En los años cuarenta del siglo XX, el escritor británico C.S. Lewis escribe sus “Cartas del diablo a su sobrino” (The Screwtape letters, en su título original en inglés), una novela que consiste en las epístolas que el viejo demonio Escrutopo envía a su sobrino Orugario, aconsejándole acerca de cómo tentar a un humano. El libro es altamente recomendable. En “MisionArte con Palabras” cogemos la idea y proponemos algunas nuevas cartas.

BIENAVENTURADOS LOS QUE LLORAN, PORQUE ELLOS SERÁN CONSOLADOS (Mt. 5,4)

Querido Hedófilo:

Me escribes preocupado por tu próximo cometido con esos jóvenes que, a pesar de todo, perseveran en la religión. ¡No hay causa justificada para esa alarma! Es cierto que, como dices, el Enemigo les está poniendo todas las facilidades. ¡Tanto mejor! Recuerda que cuanto más protegidos se sientan, más sencillo será tu trabajo.
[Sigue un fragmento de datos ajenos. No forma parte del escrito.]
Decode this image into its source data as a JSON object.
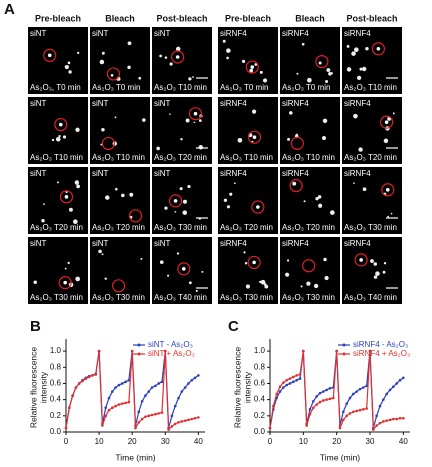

No voy a recordarte (sería una insensatez hacerlo, dado que pasaste con nota el examen de Teoría de la Tentación) que debes impedir que se acerquen con autenticidad a la más humillante de las derrotas que hemos sufrido nunca: la Cruz. Sé que la sola mención de su nombre te seca la garganta, pero te sorprendería saber la poca comprensión que los pacientes humanos experimentan hacia Ella. ¡No han entendido nada!
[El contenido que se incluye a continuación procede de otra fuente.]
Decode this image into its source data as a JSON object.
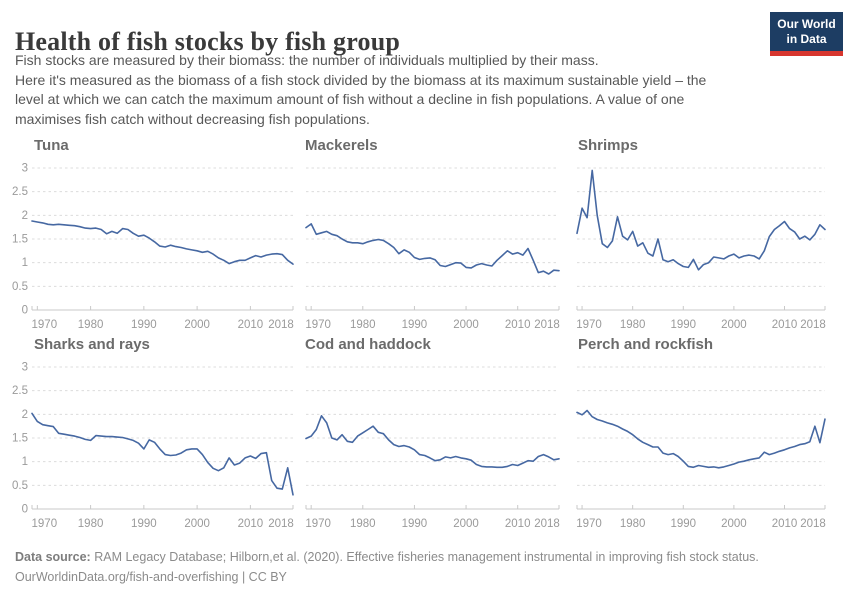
{
  "header": {
    "title": "Health of fish stocks by fish group",
    "subtitle_lines": [
      "Fish stocks are measured by their biomass: the number of individuals multiplied by their mass.",
      "Here it's measured as the biomass of a fish stock divided by the biomass at its maximum sustainable yield – the",
      "level at which we can catch the maximum amount of fish without a decline in fish populations. A value of one",
      "maximises fish catch without decreasing fish populations."
    ],
    "logo": {
      "line1": "Our World",
      "line2": "in Data"
    }
  },
  "style": {
    "line_color": "#4668a2",
    "grid_color": "#dcdcdc",
    "axis_color": "#c9c9c9",
    "tick_label_color": "#9a9a9a",
    "facet_title_color": "#6b6b6b",
    "logo_bg": "#1d3d63",
    "logo_stripe": "#d7362e"
  },
  "chart_data": {
    "type": "line",
    "title": "Health of fish stocks by fish group",
    "x_start": 1969,
    "x_end": 2018,
    "x_step": 1,
    "xlabel": "",
    "ylabel": "",
    "ylim": [
      0,
      3
    ],
    "yticks": [
      0,
      0.5,
      1,
      1.5,
      2,
      2.5,
      3
    ],
    "xticks": [
      1970,
      1980,
      1990,
      2000,
      2010,
      2018
    ],
    "grid": "horizontal-dashed",
    "legend": "none",
    "series": [
      {
        "name": "Tuna",
        "values": [
          1.88,
          1.86,
          1.84,
          1.81,
          1.8,
          1.81,
          1.8,
          1.79,
          1.78,
          1.76,
          1.73,
          1.72,
          1.73,
          1.7,
          1.61,
          1.66,
          1.62,
          1.72,
          1.7,
          1.62,
          1.56,
          1.58,
          1.52,
          1.44,
          1.35,
          1.33,
          1.37,
          1.34,
          1.32,
          1.29,
          1.27,
          1.25,
          1.22,
          1.24,
          1.18,
          1.1,
          1.05,
          0.98,
          1.02,
          1.05,
          1.05,
          1.1,
          1.15,
          1.12,
          1.16,
          1.18,
          1.19,
          1.17,
          1.05,
          0.97
        ]
      },
      {
        "name": "Mackerels",
        "values": [
          1.74,
          1.82,
          1.6,
          1.63,
          1.66,
          1.6,
          1.57,
          1.5,
          1.44,
          1.42,
          1.42,
          1.4,
          1.44,
          1.47,
          1.49,
          1.47,
          1.4,
          1.32,
          1.19,
          1.27,
          1.22,
          1.11,
          1.07,
          1.09,
          1.1,
          1.06,
          0.94,
          0.92,
          0.96,
          1.0,
          0.99,
          0.9,
          0.89,
          0.95,
          0.98,
          0.95,
          0.93,
          1.05,
          1.15,
          1.25,
          1.18,
          1.21,
          1.16,
          1.3,
          1.05,
          0.79,
          0.82,
          0.76,
          0.84,
          0.83
        ]
      },
      {
        "name": "Shrimps",
        "values": [
          1.62,
          2.15,
          1.95,
          2.95,
          2.0,
          1.4,
          1.32,
          1.46,
          1.97,
          1.56,
          1.48,
          1.66,
          1.35,
          1.42,
          1.2,
          1.14,
          1.5,
          1.06,
          1.02,
          1.06,
          0.98,
          0.92,
          0.9,
          1.07,
          0.85,
          0.96,
          1.0,
          1.12,
          1.1,
          1.08,
          1.14,
          1.18,
          1.1,
          1.14,
          1.16,
          1.14,
          1.08,
          1.25,
          1.55,
          1.7,
          1.78,
          1.87,
          1.72,
          1.65,
          1.5,
          1.56,
          1.48,
          1.6,
          1.8,
          1.7
        ]
      },
      {
        "name": "Sharks and rays",
        "values": [
          2.02,
          1.85,
          1.78,
          1.76,
          1.74,
          1.6,
          1.58,
          1.56,
          1.54,
          1.51,
          1.47,
          1.45,
          1.55,
          1.54,
          1.53,
          1.53,
          1.52,
          1.51,
          1.48,
          1.45,
          1.39,
          1.27,
          1.46,
          1.41,
          1.27,
          1.15,
          1.13,
          1.14,
          1.18,
          1.25,
          1.27,
          1.27,
          1.15,
          0.98,
          0.86,
          0.81,
          0.87,
          1.08,
          0.93,
          0.97,
          1.08,
          1.12,
          1.07,
          1.17,
          1.19,
          0.6,
          0.44,
          0.42,
          0.87,
          0.3
        ]
      },
      {
        "name": "Cod and haddock",
        "values": [
          1.49,
          1.54,
          1.68,
          1.97,
          1.82,
          1.5,
          1.46,
          1.57,
          1.43,
          1.41,
          1.54,
          1.61,
          1.68,
          1.75,
          1.62,
          1.59,
          1.46,
          1.36,
          1.32,
          1.34,
          1.31,
          1.25,
          1.15,
          1.13,
          1.08,
          1.02,
          1.04,
          1.1,
          1.08,
          1.11,
          1.08,
          1.06,
          1.03,
          0.94,
          0.9,
          0.89,
          0.89,
          0.88,
          0.88,
          0.9,
          0.94,
          0.92,
          0.97,
          1.02,
          1.01,
          1.11,
          1.15,
          1.1,
          1.04,
          1.06
        ]
      },
      {
        "name": "Perch and rockfish",
        "values": [
          2.04,
          1.99,
          2.08,
          1.95,
          1.89,
          1.86,
          1.82,
          1.79,
          1.75,
          1.69,
          1.64,
          1.57,
          1.48,
          1.41,
          1.36,
          1.31,
          1.31,
          1.18,
          1.15,
          1.17,
          1.11,
          1.01,
          0.9,
          0.88,
          0.92,
          0.9,
          0.88,
          0.89,
          0.87,
          0.89,
          0.92,
          0.95,
          0.99,
          1.01,
          1.04,
          1.06,
          1.08,
          1.2,
          1.15,
          1.18,
          1.22,
          1.25,
          1.29,
          1.32,
          1.36,
          1.38,
          1.42,
          1.75,
          1.4,
          1.9
        ]
      }
    ]
  },
  "footer": {
    "datasource_label": "Data source:",
    "datasource_text": " RAM Legacy Database; Hilborn,et al. (2020). Effective fisheries management instrumental in improving fish stock status.",
    "link_line": "OurWorldinData.org/fish-and-overfishing | CC BY"
  }
}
Ahora bien, para cumplir el objetivo específico de tu misión te daré algunas recomendaciones, fruto de mi propia experiencia.
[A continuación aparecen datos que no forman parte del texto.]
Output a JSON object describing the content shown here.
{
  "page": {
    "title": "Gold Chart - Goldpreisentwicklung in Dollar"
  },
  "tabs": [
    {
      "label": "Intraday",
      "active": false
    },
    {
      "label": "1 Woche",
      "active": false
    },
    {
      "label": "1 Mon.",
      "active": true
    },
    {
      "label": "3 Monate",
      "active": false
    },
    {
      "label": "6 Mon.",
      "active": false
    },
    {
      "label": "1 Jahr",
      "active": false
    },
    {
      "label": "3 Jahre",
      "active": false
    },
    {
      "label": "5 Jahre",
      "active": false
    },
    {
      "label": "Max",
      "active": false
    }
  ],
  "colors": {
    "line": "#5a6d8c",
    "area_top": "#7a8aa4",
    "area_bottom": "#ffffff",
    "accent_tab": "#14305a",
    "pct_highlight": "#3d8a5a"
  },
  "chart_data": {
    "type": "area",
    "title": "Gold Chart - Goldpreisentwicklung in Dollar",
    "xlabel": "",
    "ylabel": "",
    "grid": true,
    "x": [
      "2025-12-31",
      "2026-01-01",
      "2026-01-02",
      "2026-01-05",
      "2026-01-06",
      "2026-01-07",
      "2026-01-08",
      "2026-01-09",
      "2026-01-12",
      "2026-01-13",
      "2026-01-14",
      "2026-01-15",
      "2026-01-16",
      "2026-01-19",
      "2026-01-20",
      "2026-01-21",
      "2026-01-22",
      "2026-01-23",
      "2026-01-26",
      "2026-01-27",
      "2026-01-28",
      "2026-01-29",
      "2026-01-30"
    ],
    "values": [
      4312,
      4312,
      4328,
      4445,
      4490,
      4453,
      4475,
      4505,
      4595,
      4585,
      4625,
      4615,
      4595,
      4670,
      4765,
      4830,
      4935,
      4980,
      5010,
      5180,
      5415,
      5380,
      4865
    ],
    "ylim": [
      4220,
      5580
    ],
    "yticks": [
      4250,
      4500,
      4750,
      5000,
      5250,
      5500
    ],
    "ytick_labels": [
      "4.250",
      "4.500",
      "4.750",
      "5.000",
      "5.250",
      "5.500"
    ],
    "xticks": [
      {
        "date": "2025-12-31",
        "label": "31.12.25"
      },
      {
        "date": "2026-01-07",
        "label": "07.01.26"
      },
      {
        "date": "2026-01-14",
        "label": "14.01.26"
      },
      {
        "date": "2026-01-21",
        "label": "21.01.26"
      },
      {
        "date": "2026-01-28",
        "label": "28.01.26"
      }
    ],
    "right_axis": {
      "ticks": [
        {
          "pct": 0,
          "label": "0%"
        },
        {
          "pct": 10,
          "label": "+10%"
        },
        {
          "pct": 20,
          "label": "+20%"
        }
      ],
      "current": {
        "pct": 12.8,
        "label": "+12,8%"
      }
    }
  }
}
  1. Procura que sientan pánico y frustración ante el mínimo dolor. Que huyan de él. Ya sabes que el Enemigo les ha enseñado que la… Cruz (disculpa, pero me cuesta incluso escribirlo) es el centro de su “obra salvadora”. ¡No permitas que lo crean! Recuérdales sus momentos de mayor placer (especialmente si procede de algún acto egoísta) e intenta que deseen ciegamente recuperarlos a toda costa, alimentando su “recuerdo” de felicidad. Tienes que servirte de la técnica, muy antigua ya pero que aun está de moda, de que asocien el dolor con la infelicidad. Te sorprenderá comprobar que es mucho más fácil de lo que parece a pesar de que, evidentemente, tal razonamiento no superaría un examen superficial. Nublar el juicio de un humano es pan comido para un tentador sagaz.
  2. Debes impedir a toda costa que tengan momentos de reflexión. En esos momentos es más probable que se den cuenta del vacío que dejan en ellos esas formas de “felicidad” que practican. En su lugar, alimenta sus ansias por consumir felicidad barata. Ya sabes a qué me refiero. Insiste en la idea de que las cosas del mundo les bastan. Colegas, fiestas, descontrol, televisión, videojuegos… Incluso, puedes llevar a cabo una obra maestra si insertas en ellos costumbres como las sonrisas ensayadas o la dinámica del “buen rollito” entre ellos. Permíteles pequeñas obras de repugnante Caridad… las suficientes para que crean que ya hacen las cosas bien. No empieces a preocuparte hasta que uno de tus pacientes renuncie verdaderamente a sí mismo por otra persona.
  3. Convence a tus jóvenes de que… “en el término medio está la virtud”. Esta frase nos ha dado ya muchísimas victorias en el pasado y sigue haciéndolo aún hoy. Hazles creer que la radicalidad del… Ev… Evan… ugh, me horroriza escribir esto… E-van-ge-lio… es cosa de otros tiempos, de otras épocas. Que piensen que los tiempos de auténticos santos y mártires son pretérito pluscuamperfecto. Por supuesto, nada que tenga que ver con sus vidas. Cruz florida

Finalmente, estimado Hedófilo, cuídate mucho de que no vivan el dolor con intensidad. He descubierto que, de lo contrario, combatirás donde el Enemigo es un verdadero experto. Insisto: acuérdate de que la… Cruz… fue un funesto “caballo de Troya” para el Padre del Abismo.